Information contained in this publication is intended for informational purposes only and does not constitute legal advice or opinion, nor is it a substitute for the professional judgment of an attorney.
On May 5, the Missouri Home Care Union, which is affiliated with the Service Employees International Union (SEIU) and the American Federation of State, County and Municipal Employees (AFSCME), announced that state-employed in-home health care workers in Missouri voted in favor of union representation by a margin of 2,085 for the union and 1,405 against the union. Although there were approximately 13,000 eligible voters, less than 3,500 returned their mail ballots, which means that approximately 16% chose union representation on behalf of 13,000 home health care workers. The next day, SEIU announced that state-employed home care employees in Wisconsin voted in favor of union representation, with 1,249 in favor of the union and 705 against. Like the vote in Missouri, the turnout in Wisconsin was low, with only 35% of the workers casting ballots and 22% selecting union representation for over 5,400 home care workers eligible to vote.

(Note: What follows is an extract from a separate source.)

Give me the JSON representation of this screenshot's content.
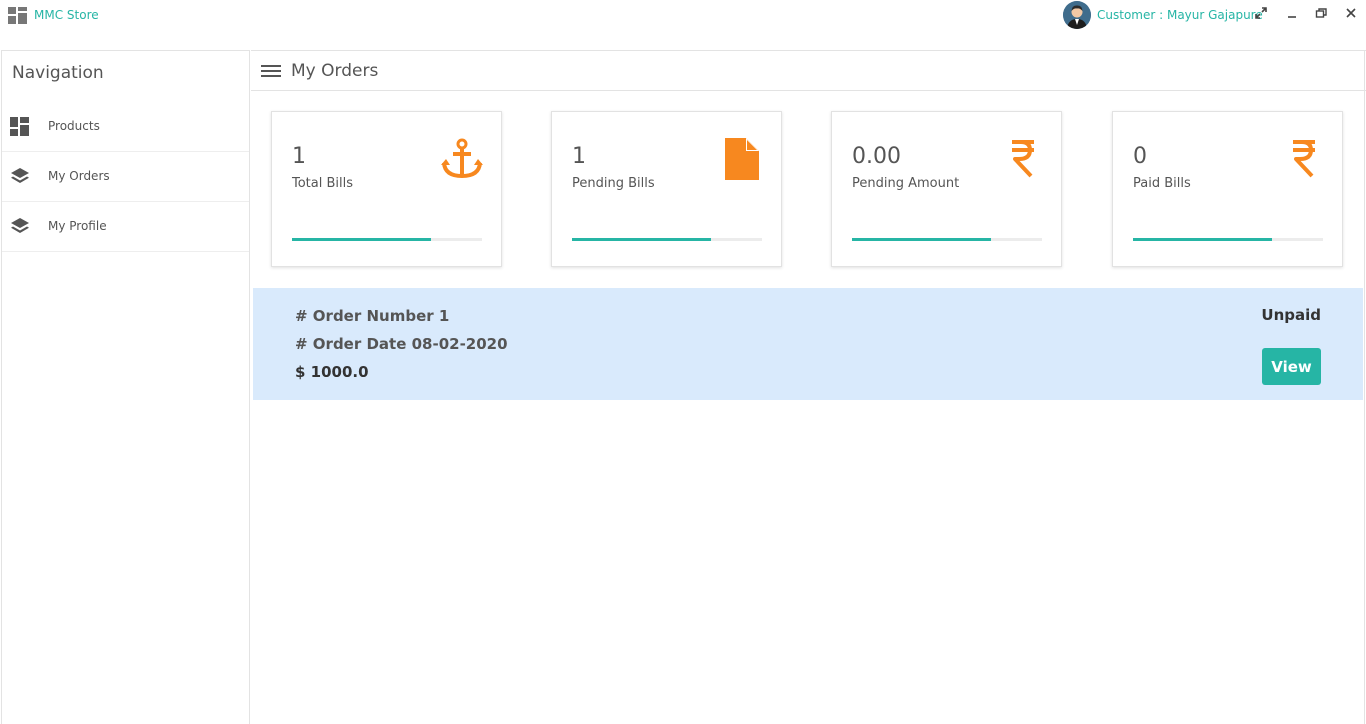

The election in Missouri was initiated by a voter-approved 2008 ballot measure, which established a statutory right for home care workers to join a union if 10% of the workers vote in favor of the union during an election. The ballot initiative also saw the creation of the Missouri Quality Homecare Council, which will be responsible for bargaining with providers over wages, benefits, and other terms and conditions of employment. Likewise, the Wisconsin state legislature gave home care workers the right to organize in 2009, through an amendment to the state budget, provided that at least 30% of workers choose representation. Missouri’s ballot initiative and Wisconsin’s budgetary amendment were implemented in part to reduce state home care workers’ high turnover rates. Proponents of the legal changes argued that the high turnover was due to low wages and benefits, which, they contended, might be improved with collective bargaining rights.
The trend toward unionization of home health care workers continues. Indeed, SEIU and AFSCME have targeted and successfully organized home health care workers in many other states, including California, Massachusetts, Illinois, and Michigan.